Monday, October 10, 2011

Day 13

One of my favorite prophetic people, Julie Snyder, told me about a picture that God gave her when she was praying for my time at IHOP-KC. I was really blessed by this picture and I want to share it with you.

"I saw a picture of a garden and you were one of Jesus' plants. Blooming the fragrance of Christ were the words written on your plant ID or tag."

Initially, I loved this picture because I have been praying through the Song of Solomon and I like 2:1a, "I am the rose of Sharon." I have been praying that God would make me like a beautiful rose before Him and that He would help me to see myself that way too.

Then this morning, I was reading John 15:1-11. I used this passage of scripture to take the picture of me being one of Jesus' plants even further. I was first drawn to this passage by verse 9:

Just as the Father has loved Me (Jesus), I have also loved you; abide in My love.

I confess that I have a hard time believing that Jesus really loves me the exact same way that the Father loves Him. After all, Jesus and the Father are one. They love each other perfectly! How can Jesus love me the way that His father loves Him?! Obviously, I still need to receive revelation about this reality of God's perfect love for me. Please God, help me to comprehend Your love for me.

I also spent time meditating on verses 2-4:

Every branch in Me that does not bear fruit, He takes away; and every branch that bears fruit, He prunes (or cleans) it so that it may bear more fruit. You are already clean (or pruned like a branch) because of the word which I have spoken to you. Abide in Me, and I in you. As the branch cannot bear fruit of (or from) itself unless it abides in the vine, so neither can you unless you abide in Me.

I believe that I am clean because I am covered by the blood of Jesus. I start from a place of justification, not condemnation. I am Jesus' plant that He loves, enjoys and takes time to cultivate. I am already fruitful in some ways, but some of my branches are unfruitful. More than that, they actually need to be removed because they are dried up and dead. These are the parts of me that are not connected to Jesus, those that are not submitted to His lordship. Jesus is going to gently cut them off and throw them away in order to make room for the branches that are fruitful to be more fruitful and to create space for new branches that He wants to grow. All I have to do in this process is agree with Him through worship and intercession. I choose to receive His love and abide in it. This leads me to life, fruitfulness and joy. Fruitfulness glorifies God and demonstrates to others that I am following Christ. Jesus asks me to stay in His love because He knows that apart from it, I can do nothing. On the other hand, when I stay in His love and walk in obedience, then I can pray effectively, minister powerfully, enjoy God and experience His enjoyment of me.

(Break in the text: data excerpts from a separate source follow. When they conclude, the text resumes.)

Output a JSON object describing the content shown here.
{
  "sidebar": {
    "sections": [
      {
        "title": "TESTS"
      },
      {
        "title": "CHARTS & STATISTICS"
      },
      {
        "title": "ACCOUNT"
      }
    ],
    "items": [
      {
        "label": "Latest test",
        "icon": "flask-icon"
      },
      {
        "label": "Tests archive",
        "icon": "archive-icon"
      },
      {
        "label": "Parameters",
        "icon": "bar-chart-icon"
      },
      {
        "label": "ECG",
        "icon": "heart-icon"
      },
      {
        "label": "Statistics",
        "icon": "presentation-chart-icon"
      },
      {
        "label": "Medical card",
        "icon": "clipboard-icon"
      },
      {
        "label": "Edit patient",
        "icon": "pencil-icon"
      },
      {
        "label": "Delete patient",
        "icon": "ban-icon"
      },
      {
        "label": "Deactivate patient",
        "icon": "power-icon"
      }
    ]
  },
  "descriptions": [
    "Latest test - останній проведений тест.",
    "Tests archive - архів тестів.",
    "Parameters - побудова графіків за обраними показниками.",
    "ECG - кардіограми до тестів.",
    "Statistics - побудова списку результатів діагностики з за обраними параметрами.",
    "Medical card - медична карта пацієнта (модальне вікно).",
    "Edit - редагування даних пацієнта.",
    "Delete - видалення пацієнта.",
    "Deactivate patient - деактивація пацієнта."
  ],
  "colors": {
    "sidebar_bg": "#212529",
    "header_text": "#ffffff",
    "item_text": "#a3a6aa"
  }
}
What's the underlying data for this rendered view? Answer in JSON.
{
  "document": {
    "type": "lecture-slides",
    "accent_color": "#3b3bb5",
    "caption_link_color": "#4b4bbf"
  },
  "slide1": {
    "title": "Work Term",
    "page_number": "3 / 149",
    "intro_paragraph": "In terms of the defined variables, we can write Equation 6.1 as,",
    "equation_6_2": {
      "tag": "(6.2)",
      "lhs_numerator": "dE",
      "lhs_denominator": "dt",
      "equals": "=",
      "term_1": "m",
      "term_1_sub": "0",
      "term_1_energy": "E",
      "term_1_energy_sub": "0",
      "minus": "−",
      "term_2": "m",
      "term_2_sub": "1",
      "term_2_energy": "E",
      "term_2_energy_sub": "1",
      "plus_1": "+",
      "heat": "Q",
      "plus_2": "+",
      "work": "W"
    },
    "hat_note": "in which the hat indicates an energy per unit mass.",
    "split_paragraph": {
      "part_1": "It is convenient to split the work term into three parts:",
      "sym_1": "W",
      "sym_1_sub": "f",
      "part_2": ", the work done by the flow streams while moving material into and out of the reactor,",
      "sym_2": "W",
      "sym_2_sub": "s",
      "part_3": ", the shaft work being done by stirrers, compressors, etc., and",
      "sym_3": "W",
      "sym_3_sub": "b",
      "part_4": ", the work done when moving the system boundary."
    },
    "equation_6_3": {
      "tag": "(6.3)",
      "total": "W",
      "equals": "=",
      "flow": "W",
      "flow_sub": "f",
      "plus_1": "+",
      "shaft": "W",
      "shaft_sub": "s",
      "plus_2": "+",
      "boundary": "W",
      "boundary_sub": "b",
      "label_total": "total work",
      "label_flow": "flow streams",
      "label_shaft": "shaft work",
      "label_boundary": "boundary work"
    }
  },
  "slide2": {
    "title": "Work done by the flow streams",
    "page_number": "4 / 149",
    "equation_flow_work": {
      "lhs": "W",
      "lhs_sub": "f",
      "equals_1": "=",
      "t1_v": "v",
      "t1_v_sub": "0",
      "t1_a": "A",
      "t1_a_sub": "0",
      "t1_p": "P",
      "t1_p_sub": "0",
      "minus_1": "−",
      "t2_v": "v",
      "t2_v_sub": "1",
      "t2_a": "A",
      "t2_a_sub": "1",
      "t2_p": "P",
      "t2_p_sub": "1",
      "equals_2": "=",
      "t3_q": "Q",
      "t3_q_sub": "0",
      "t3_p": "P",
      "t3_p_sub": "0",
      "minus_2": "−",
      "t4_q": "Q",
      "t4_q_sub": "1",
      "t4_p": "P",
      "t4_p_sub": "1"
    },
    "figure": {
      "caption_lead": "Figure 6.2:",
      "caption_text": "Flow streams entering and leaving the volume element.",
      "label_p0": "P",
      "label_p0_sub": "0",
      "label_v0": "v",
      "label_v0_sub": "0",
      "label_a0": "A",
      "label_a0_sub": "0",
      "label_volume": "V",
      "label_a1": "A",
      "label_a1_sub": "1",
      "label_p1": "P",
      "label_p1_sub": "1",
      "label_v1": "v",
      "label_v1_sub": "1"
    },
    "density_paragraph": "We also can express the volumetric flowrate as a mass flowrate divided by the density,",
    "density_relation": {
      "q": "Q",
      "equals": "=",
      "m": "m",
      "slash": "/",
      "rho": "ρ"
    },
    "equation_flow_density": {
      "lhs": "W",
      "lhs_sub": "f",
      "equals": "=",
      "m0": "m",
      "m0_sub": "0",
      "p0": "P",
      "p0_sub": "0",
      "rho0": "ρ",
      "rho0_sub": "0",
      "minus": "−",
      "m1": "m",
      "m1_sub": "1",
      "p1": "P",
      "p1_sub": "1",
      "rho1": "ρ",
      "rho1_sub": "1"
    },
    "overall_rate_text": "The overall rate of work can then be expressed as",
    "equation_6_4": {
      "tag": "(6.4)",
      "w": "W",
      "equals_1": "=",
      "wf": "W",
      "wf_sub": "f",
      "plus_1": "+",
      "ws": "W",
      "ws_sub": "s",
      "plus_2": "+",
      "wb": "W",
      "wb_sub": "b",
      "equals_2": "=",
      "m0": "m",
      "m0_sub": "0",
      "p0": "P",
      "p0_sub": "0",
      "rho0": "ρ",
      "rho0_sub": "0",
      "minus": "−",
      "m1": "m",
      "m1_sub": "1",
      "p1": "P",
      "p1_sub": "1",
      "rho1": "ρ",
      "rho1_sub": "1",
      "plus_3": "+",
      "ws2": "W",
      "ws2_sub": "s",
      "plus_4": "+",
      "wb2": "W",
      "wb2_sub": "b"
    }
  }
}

I think that these dead branches that Jesus is removing are fears that I have had about God not being good in certain areas of my life. Only Jesus knows my secret thoughts and the deep way that they have taken root in my heart. I find it difficult to pursue purity in my mind. People don't know how I struggle in my thought-life unless I tell them. And, I don't do that very often. The Holy Spirit graciously convicts me, but I can choose not to listen or respond. This is also not the first time that I have felt stirred to purify my thoughts. Ten years ago, I went on a summer project with Campus Crusade for Christ and was really encouraged and challenged to change the way that I think. But, I don't think that I felt assured that God loved and enjoyed me the way that I am starting to now. I was striving for purity in my mind, but I became discouraged when I kept failing. After a while, I just stopped trying and told myself that it wasn't really possible to control all of my thoughts. I told myself that as long as my behavior was righteous, then it was OK if some of my thoughts weren't. But, I know that's not true. My thoughts shape my behavior. My unrighteous thoughts are directly connected to my unrighteous behaviors. (Matt 15:18-19)

I really want to pursue Jesus wholeheartedly. I want to love Him with my whole Mind. I want all of my thoughts to be submitted to Jesus (2 Cor 10:5). I hope and pray that I will have a different outcome this time. I pray that I will continue to be rooted and grounded in the love of Christ and that I will be confident that God enjoys me, even in my weakness. I pray that I will remember that He sees me as immature, not rebellious. I pray that the knowledge of His love will give me the strength and motivation that I need to persevere in loving God with my whole mind and every thought.